I had the opportunity to share a few questions with Shahin Pirooz, CTO of DataEndure regarding the collection and use of dark data by companies today.
How do you define “dark data?”
Dark data, as defined by Gartner, is “the information assets that organizations collect, process, and store during regular business activities, but generally fail to use for other purposes (for example, analytics, business relationships and direct monetizing).” The name alludes to dark matter, the unknown, un-seeable material in space, and highlights how little companies use or think about their data. Every company will generally hold on to all the data they collect, regardless of its usefulness. There are 40,000 search queries per second on Google, and a billion daily Facebook users. Data is being uploaded and shared and processed and stored; and only sometimes accessed. How does a company deal with all this data, especially the dark data?
Sometimes dark data holds highly valuable information that organizations aren’t taking advantage of. Companies are leaving invaluable information about product consumption and potential revenue streams on the board by ignoring their troves of dark data.
Is “dark data” a good thing or a bad thing for companies to have? How much do companies spend storing “dark data?”
Dark data is a great thing, but only if it is consumed, categorized, processed and analyzed for important business metrics. Conversely, the massive amounts of unorganized and unanalyzed dark data can slow the success of business operations. Many organizations report feeling they have “inadequate reporting capabilities” and “disorganized content management.”
Storing poor unorganized data costs businesses up to 35% of their operating cost. The amount of poor and unorganized data being stored costs $600 billion per year for U.S. businesses alone. Companies can save millions of dollars by migrating unaccessed or trivial data to Tier 2 storage or to the cloud.
How is “dark data” being used to improve a business?
There are two direct advantages of dark data if identified, classified and consumed appropriately. The first is the business advantage that can be culled from the large amounts of business metrics that can be pulled out of this dark data to improve business decision processes. The second is the significant cost savings a company can benefit from by simply moving the unused dark data to second tier storage. This frees up critical and expensive storage for primary workloads and moves unused data into secondary cheaper storage or cloud storage.

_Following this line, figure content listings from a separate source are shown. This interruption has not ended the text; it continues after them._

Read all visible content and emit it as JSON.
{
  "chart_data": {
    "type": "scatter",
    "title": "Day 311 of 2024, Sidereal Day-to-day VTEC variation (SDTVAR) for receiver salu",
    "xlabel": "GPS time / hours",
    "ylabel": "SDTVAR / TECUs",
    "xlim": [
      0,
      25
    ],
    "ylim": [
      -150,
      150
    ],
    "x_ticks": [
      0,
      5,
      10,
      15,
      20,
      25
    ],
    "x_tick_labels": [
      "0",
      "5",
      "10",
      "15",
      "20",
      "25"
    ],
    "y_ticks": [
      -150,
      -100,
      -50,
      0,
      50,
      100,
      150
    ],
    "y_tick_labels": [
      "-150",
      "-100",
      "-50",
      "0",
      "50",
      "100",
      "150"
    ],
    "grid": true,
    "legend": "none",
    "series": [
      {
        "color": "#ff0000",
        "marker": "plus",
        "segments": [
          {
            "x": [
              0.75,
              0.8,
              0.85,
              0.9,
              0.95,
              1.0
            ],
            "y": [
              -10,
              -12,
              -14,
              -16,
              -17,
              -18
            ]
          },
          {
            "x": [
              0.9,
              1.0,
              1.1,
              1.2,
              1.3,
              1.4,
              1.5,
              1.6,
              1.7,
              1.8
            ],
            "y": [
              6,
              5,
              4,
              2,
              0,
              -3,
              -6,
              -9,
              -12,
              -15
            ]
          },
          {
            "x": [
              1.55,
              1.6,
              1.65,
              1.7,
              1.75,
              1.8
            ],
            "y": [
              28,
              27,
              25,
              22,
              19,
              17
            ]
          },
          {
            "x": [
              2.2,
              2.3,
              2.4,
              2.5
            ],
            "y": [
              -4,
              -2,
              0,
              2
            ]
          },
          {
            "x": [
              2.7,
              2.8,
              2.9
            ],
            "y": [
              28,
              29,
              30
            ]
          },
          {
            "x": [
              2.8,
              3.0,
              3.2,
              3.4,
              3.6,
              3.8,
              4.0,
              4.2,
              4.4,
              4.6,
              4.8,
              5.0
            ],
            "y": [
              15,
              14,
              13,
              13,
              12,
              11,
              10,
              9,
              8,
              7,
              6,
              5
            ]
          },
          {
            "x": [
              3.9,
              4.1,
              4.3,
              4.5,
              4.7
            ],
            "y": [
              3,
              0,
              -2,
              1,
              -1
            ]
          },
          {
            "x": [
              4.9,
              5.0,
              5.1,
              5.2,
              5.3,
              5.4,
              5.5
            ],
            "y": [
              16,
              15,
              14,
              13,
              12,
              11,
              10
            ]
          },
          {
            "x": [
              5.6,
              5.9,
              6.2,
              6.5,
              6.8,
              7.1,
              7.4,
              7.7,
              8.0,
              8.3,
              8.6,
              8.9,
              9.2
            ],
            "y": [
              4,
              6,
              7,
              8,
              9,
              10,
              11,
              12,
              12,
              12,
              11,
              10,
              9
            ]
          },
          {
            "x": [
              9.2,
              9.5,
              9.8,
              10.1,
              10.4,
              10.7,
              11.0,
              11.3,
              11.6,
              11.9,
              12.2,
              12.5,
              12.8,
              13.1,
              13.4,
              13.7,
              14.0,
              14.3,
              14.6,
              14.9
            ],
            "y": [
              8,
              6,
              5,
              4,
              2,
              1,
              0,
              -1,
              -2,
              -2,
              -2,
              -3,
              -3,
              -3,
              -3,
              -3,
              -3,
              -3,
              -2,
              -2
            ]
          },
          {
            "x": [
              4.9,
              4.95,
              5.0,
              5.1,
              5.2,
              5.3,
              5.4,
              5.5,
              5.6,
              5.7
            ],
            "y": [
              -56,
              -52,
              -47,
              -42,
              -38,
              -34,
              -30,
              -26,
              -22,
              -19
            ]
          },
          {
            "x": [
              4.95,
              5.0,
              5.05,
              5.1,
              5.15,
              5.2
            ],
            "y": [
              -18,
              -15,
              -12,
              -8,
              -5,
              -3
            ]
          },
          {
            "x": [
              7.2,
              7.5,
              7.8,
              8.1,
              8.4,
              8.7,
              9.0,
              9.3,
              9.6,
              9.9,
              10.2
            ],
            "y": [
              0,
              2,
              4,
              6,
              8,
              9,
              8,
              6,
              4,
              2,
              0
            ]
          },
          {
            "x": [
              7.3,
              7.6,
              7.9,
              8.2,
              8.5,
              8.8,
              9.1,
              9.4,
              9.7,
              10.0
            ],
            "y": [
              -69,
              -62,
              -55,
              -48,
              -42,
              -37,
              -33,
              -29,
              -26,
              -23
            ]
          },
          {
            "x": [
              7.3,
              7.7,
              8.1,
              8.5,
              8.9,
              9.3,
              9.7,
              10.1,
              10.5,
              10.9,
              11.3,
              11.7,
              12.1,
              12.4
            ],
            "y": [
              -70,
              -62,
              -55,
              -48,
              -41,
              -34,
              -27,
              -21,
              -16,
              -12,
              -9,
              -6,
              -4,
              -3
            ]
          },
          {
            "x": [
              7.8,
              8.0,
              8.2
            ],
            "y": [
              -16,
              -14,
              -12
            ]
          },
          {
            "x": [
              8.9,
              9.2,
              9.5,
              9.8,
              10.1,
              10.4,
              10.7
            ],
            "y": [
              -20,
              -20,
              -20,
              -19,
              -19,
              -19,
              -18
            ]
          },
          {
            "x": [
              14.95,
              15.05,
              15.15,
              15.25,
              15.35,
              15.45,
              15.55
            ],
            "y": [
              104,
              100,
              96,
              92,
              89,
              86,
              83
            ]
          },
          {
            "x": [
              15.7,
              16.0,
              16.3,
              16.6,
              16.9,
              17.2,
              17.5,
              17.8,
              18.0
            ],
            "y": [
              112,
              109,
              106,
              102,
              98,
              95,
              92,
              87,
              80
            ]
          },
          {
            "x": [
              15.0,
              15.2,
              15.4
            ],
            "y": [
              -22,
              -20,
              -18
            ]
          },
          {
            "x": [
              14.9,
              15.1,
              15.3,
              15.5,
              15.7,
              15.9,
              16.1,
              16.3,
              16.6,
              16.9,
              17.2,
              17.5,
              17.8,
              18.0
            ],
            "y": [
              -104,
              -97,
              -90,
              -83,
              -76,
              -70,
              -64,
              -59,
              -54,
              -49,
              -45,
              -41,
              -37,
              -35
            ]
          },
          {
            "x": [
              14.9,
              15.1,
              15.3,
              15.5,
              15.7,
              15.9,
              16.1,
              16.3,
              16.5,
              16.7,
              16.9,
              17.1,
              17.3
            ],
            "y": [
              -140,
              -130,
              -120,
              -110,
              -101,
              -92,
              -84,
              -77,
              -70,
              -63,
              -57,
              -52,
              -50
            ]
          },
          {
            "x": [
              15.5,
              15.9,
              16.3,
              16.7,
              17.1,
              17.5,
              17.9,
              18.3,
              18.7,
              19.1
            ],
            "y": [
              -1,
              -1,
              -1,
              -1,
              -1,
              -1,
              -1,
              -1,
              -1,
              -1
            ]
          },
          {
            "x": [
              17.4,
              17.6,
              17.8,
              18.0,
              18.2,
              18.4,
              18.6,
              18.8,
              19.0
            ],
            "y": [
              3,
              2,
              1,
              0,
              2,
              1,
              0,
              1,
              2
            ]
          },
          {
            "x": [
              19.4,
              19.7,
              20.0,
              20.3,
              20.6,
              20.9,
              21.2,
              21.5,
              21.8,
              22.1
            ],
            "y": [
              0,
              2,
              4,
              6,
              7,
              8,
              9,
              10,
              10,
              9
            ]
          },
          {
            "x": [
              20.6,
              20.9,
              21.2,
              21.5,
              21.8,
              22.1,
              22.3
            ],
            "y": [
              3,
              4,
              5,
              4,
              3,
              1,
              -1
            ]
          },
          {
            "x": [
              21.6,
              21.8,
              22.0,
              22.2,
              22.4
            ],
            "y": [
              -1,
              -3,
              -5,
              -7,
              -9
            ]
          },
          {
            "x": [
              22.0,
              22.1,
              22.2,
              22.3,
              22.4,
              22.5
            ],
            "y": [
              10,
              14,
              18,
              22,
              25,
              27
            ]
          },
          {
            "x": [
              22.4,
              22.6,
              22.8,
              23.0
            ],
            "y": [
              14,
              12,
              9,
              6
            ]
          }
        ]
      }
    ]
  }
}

How is “dark data” being used to improve the customer experience?
Dark data is found in customer call detail records, server log files, mobile data, survey data, invoices, POs and email. Emails are one of the largest sources for mass amounts of dark data. Properly classifying and leveraging this data will provide great insight into the voice of the customer, customer consumption, and product strategies.
What best practices do you and your company recommend for managing “dark data?”
With this exponential growth in storage, organizations are simply relying on employees and IT to manage the increasing volumes of data. Consequences of using incorrect data management and not having automated processes in place can have a huge impact on organizations. Their Tier 1 storage costs and data center footprint in most cases are much higher than they should be. The best practice as a starting point is to identify and classify the dark data and dynamically move unused data to secondary storage. Beyond this first step is the further analysis of the data as a whole to ensure you are not leaving critical business insights on the board.
What’s the future for “dark data?”
The future will hopefully involve improved data management. If you look at where we are at now, more data has been created in the past two years than in the history of the human race. On Google alone, there are 40,000 search queries every second. That means dark data will only continue to accumulate. In the future data will dynamically move to either primary storage for performance and secondary or tertiary storage for archiving. The future will also include a Big Data play where this dark data will have a light shown on it and important business insights extracted to provide a competitive advantage.
How do you recommend developers handle “dark data” when developing applications?
I recommend developers consider the implications of dark data. When data gets lost, opportunities are missed and often times work has to be re-done. It’s important to build a common taxonomy of data types starting with the applications and working with data optimization and classification products to better classify data from cradle to grave.
What else is important for developers and engineers to know about “dark data?”
It’s important to know that additional data accumulated slows down IT infrastructure. A great deal of data security issues reported are due to the accumulation of additional and unorganized data. Having structured data management processes also helps organizations to better use their data for BI and analytics.